An irony-laced laugh came down the line. "Hello, Doctor. What can I do for you?"
"It's time for me to relocate."
A brief pause. "Do you have a destination in mind?"
"I'd like to remain in-country."
"I see."
"I'm almost certain to require a new identity."
"I understand." Not a moment's hesitation. A good sign. "I know you've been doing research at the University of Mississippi Medical Center. I've been following that, off and on. It's interesting stuff, as far as it goes, but I can't help but feel you're not making full use of your talents there."
It was Tarver's turn to laugh. "The regulations on research are pretty claustrophobic these days. For that reason, I've been carrying out some private studies for some time. Five years, to be exact."
"Interesting. In what area?"
"Very similar to what we were doing at the VCP."
"Is that so?" Deep interest now.
"Yes, sir. You might say I picked up where we left off. Only this time, I had the equipment I needed."
"Very interesting."
"Yes, sir. And, ah, these are not in vitro experiments I'm talking about. These are in vivo studies."
"Primate studies?" Biddle asked.
"Higher primates, sir. Exclusively."
"I'm very intrigued, Eldon.

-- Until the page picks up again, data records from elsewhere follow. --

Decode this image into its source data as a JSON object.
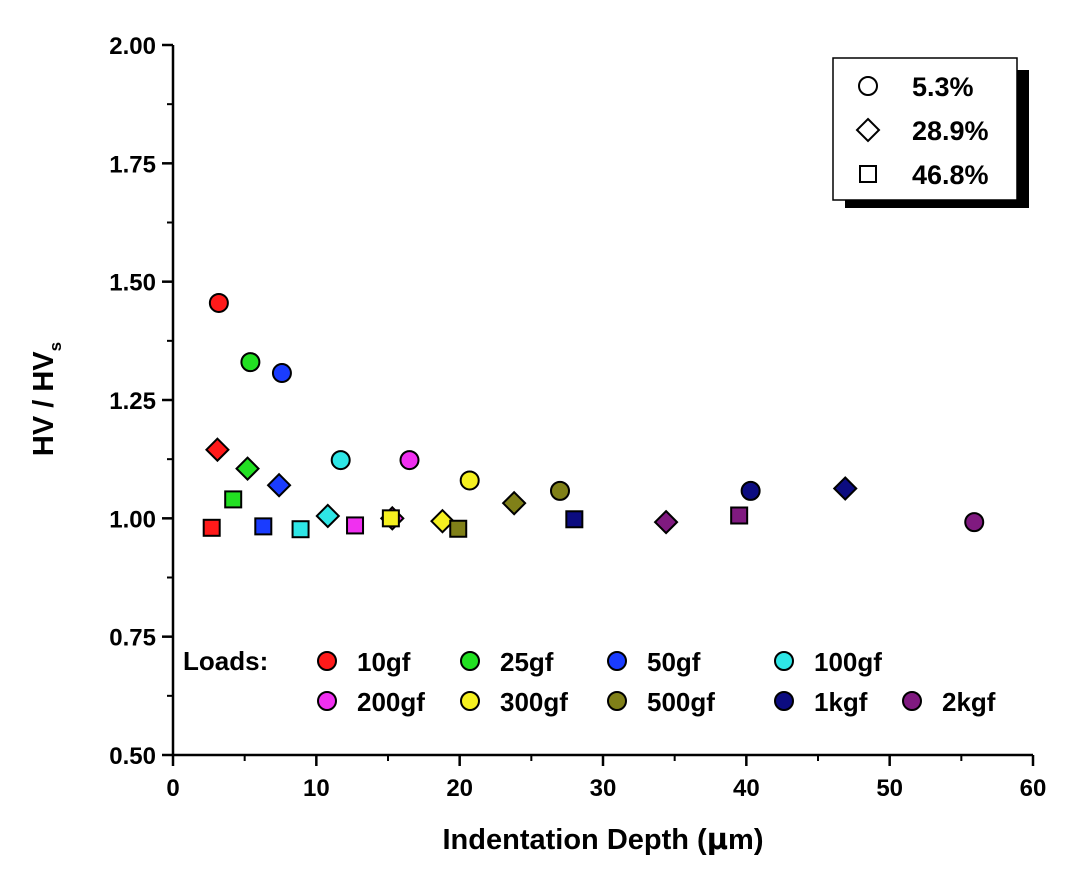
{
  "chart_data": {
    "type": "scatter",
    "xlabel_parts": [
      "Indentation Depth (",
      "μ",
      "m)"
    ],
    "ylabel_parts": [
      "HV / HV",
      "s"
    ],
    "xlim": [
      0,
      60
    ],
    "ylim": [
      0.5,
      2.0
    ],
    "x_ticks": [
      0,
      10,
      20,
      30,
      40,
      50,
      60
    ],
    "y_ticks": [
      0.5,
      0.75,
      1.0,
      1.25,
      1.5,
      1.75,
      2.0
    ],
    "x_tick_labels": [
      "0",
      "10",
      "20",
      "30",
      "40",
      "50",
      "60"
    ],
    "y_tick_labels": [
      "0.50",
      "0.75",
      "1.00",
      "1.25",
      "1.50",
      "1.75",
      "2.00"
    ],
    "grid": false,
    "shape_legend": {
      "placement": "top-right",
      "entries": [
        {
          "shape": "circle",
          "label": "5.3%"
        },
        {
          "shape": "diamond",
          "label": "28.9%"
        },
        {
          "shape": "square",
          "label": "46.8%"
        }
      ]
    },
    "color_legend": {
      "placement": "bottom",
      "title": "Loads:",
      "entries": [
        {
          "label": "10gf",
          "color": "#ff1a1a"
        },
        {
          "label": "25gf",
          "color": "#22e022"
        },
        {
          "label": "50gf",
          "color": "#1a3cff"
        },
        {
          "label": "100gf",
          "color": "#2ee6e6"
        },
        {
          "label": "200gf",
          "color": "#f030f0"
        },
        {
          "label": "300gf",
          "color": "#f5f020"
        },
        {
          "label": "500gf",
          "color": "#808018"
        },
        {
          "label": "1kgf",
          "color": "#0c0c80"
        },
        {
          "label": "2kgf",
          "color": "#801a80"
        }
      ]
    },
    "series": [
      {
        "load": "10gf",
        "shape": "circle",
        "x": 3.2,
        "y": 1.455
      },
      {
        "load": "25gf",
        "shape": "circle",
        "x": 5.4,
        "y": 1.33
      },
      {
        "load": "50gf",
        "shape": "circle",
        "x": 7.6,
        "y": 1.307
      },
      {
        "load": "100gf",
        "shape": "circle",
        "x": 11.7,
        "y": 1.123
      },
      {
        "load": "200gf",
        "shape": "circle",
        "x": 16.5,
        "y": 1.123
      },
      {
        "load": "300gf",
        "shape": "circle",
        "x": 20.7,
        "y": 1.08
      },
      {
        "load": "500gf",
        "shape": "circle",
        "x": 27.0,
        "y": 1.058
      },
      {
        "load": "1kgf",
        "shape": "circle",
        "x": 40.3,
        "y": 1.058
      },
      {
        "load": "2kgf",
        "shape": "circle",
        "x": 55.9,
        "y": 0.992
      },
      {
        "load": "10gf",
        "shape": "diamond",
        "x": 3.1,
        "y": 1.145
      },
      {
        "load": "25gf",
        "shape": "diamond",
        "x": 5.2,
        "y": 1.105
      },
      {
        "load": "50gf",
        "shape": "diamond",
        "x": 7.4,
        "y": 1.07
      },
      {
        "load": "100gf",
        "shape": "diamond",
        "x": 10.8,
        "y": 1.005
      },
      {
        "load": "200gf",
        "shape": "diamond",
        "x": 15.3,
        "y": 1.0
      },
      {
        "load": "300gf",
        "shape": "diamond",
        "x": 18.8,
        "y": 0.994
      },
      {
        "load": "500gf",
        "shape": "diamond",
        "x": 23.8,
        "y": 1.032
      },
      {
        "load": "1kgf",
        "shape": "diamond",
        "x": 46.9,
        "y": 1.063
      },
      {
        "load": "2kgf",
        "shape": "diamond",
        "x": 34.4,
        "y": 0.992
      },
      {
        "load": "10gf",
        "shape": "square",
        "x": 2.7,
        "y": 0.98
      },
      {
        "load": "25gf",
        "shape": "square",
        "x": 4.2,
        "y": 1.04
      },
      {
        "load": "50gf",
        "shape": "square",
        "x": 6.3,
        "y": 0.983
      },
      {
        "load": "100gf",
        "shape": "square",
        "x": 8.9,
        "y": 0.977
      },
      {
        "load": "200gf",
        "shape": "square",
        "x": 12.7,
        "y": 0.985
      },
      {
        "load": "300gf",
        "shape": "square",
        "x": 15.2,
        "y": 1.0
      },
      {
        "load": "500gf",
        "shape": "square",
        "x": 19.9,
        "y": 0.978
      },
      {
        "load": "1kgf",
        "shape": "square",
        "x": 28.0,
        "y": 0.998
      },
      {
        "load": "2kgf",
        "shape": "square",
        "x": 39.5,
        "y": 1.006
      }
    ]
  }
}
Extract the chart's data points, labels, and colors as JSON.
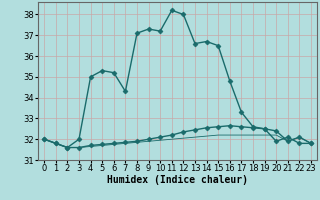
{
  "xlabel": "Humidex (Indice chaleur)",
  "background_color": "#b2dede",
  "grid_color": "#c8e8e8",
  "line_color": "#1a6b6b",
  "x_values": [
    0,
    1,
    2,
    3,
    4,
    5,
    6,
    7,
    8,
    9,
    10,
    11,
    12,
    13,
    14,
    15,
    16,
    17,
    18,
    19,
    20,
    21,
    22,
    23
  ],
  "series1": [
    32.0,
    31.8,
    31.6,
    32.0,
    35.0,
    35.3,
    35.2,
    34.3,
    37.1,
    37.3,
    37.2,
    38.2,
    38.0,
    36.6,
    36.7,
    36.5,
    34.8,
    33.3,
    32.6,
    32.5,
    31.9,
    32.1,
    31.8,
    31.8
  ],
  "series2": [
    32.0,
    31.8,
    31.6,
    31.6,
    31.7,
    31.75,
    31.8,
    31.85,
    31.9,
    32.0,
    32.1,
    32.2,
    32.35,
    32.45,
    32.55,
    32.6,
    32.65,
    32.6,
    32.55,
    32.5,
    32.4,
    31.9,
    32.1,
    31.8
  ],
  "series3": [
    32.0,
    31.8,
    31.6,
    31.6,
    31.65,
    31.7,
    31.75,
    31.8,
    31.85,
    31.9,
    31.95,
    32.0,
    32.05,
    32.1,
    32.15,
    32.2,
    32.2,
    32.2,
    32.2,
    32.2,
    32.2,
    31.9,
    32.1,
    31.8
  ],
  "ylim": [
    31.0,
    38.6
  ],
  "yticks": [
    31,
    32,
    33,
    34,
    35,
    36,
    37,
    38
  ],
  "xlim": [
    -0.5,
    23.5
  ],
  "xticks": [
    0,
    1,
    2,
    3,
    4,
    5,
    6,
    7,
    8,
    9,
    10,
    11,
    12,
    13,
    14,
    15,
    16,
    17,
    18,
    19,
    20,
    21,
    22,
    23
  ],
  "marker": "D",
  "markersize": 2.5,
  "linewidth": 1.0,
  "xlabel_fontsize": 7,
  "tick_fontsize": 6
}
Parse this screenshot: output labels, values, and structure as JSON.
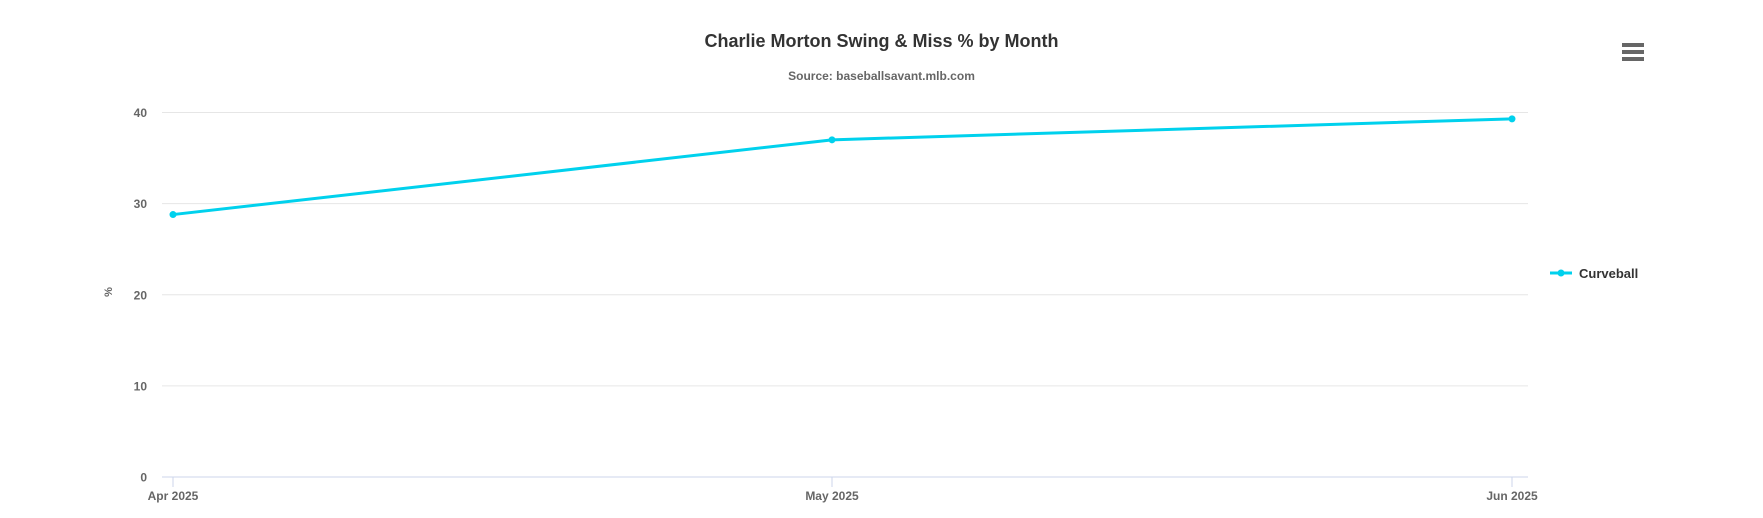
{
  "chart_data": {
    "type": "line",
    "title": "Charlie Morton Swing & Miss % by Month",
    "subtitle": "Source: baseballsavant.mlb.com",
    "x": [
      "Apr 2025",
      "May 2025",
      "Jun 2025"
    ],
    "series": [
      {
        "name": "Curveball",
        "color": "#00d1ed",
        "values": [
          28.8,
          37.0,
          39.3
        ]
      }
    ],
    "xlabel": "",
    "ylabel": "%",
    "ylim": [
      0,
      40
    ],
    "yticks": [
      0,
      10,
      20,
      30,
      40
    ],
    "grid": true,
    "legend_position": "right",
    "marker": "circle"
  },
  "toolbar": {
    "context_menu_icon": "hamburger-menu-icon"
  },
  "colors": {
    "background": "#ffffff",
    "title_text": "#333333",
    "subtitle_text": "#666666",
    "axis_label": "#666666",
    "gridline": "#e6e6e6",
    "axis_line": "#ccd6eb",
    "menu_icon": "#666666"
  }
}
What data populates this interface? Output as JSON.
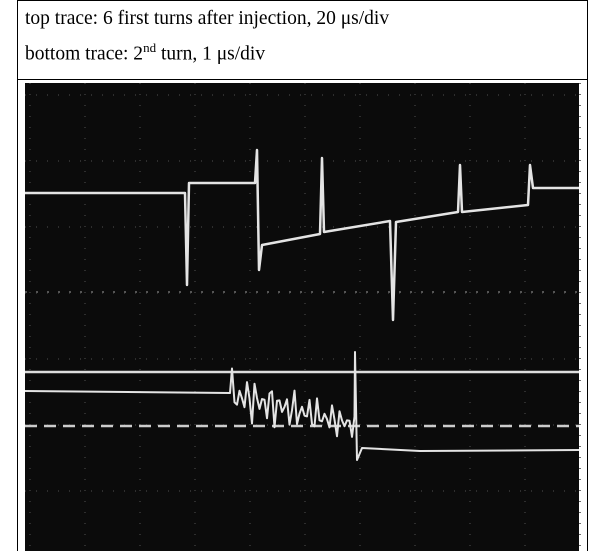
{
  "caption": {
    "line1": "top trace: 6 first turns after injection, 20 μs/div",
    "line2": {
      "before": "bottom trace: 2",
      "sup": "nd",
      "after": " turn, 1 μs/div"
    }
  }
}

I have a feeling your work might dovetail nicely with some things our more adventurous people have been doing at TransGene."
"Like-minded colleagues would be a nice change."
"I expect so. What sort of time frame do you have in mind for your relocation?"
"Two or three days, if possible. Maybe sooner."
A brief pause. "That's certainly possible. You and I should speak face-to-face. If I flew down in the next couple of days, could we meet?"
Eldon smiled with satisfaction. Biddle had taken the bait. Now he need only set the hook, and that he would do face-to-face. "Absolutely, sir."
"Good. I'll call you later."
"Thank you, sir."
"You, too, Eldon. It's good to be working with you again."
"You, too."
Dr. Tarver hung up, then logged into his anonymous e-mail account and sent Rusk a copy of their CHEAP VIAGRA! CHEAP! spam. In it, below the ad pitch, he inserted the line Satisfy the youngest CHICKs! The word chick in all caps meant that Rusk should meet him tomorrow at the Chickamauga Hunting Club rather than the Annandale Golf Club. It was Dr. Tarver's version of Reynolds Wrap in a window: his crisis code.
After logging out of the account, he removed Biddle's card from his Rolodex and put it in his pocket. Then he folded the faxed pages that Neville Byrd had sent him and slid them into the same pocket. His whole future in a single pocket. Only one threat to that future existed: Andrew Rusk. Without Rusk, Alex Morse could not connect Eldon Tarver to any crime. And by tomorrow night-if Biddle lived up to Eldon's expectations-Rusk would be dead, and his cache of diamonds would be part of Eldon Tarver's unreported-asset portfolio. Eldon stood and went into the hall, then locked his office and walked down the corridor to see the chief of Oncology.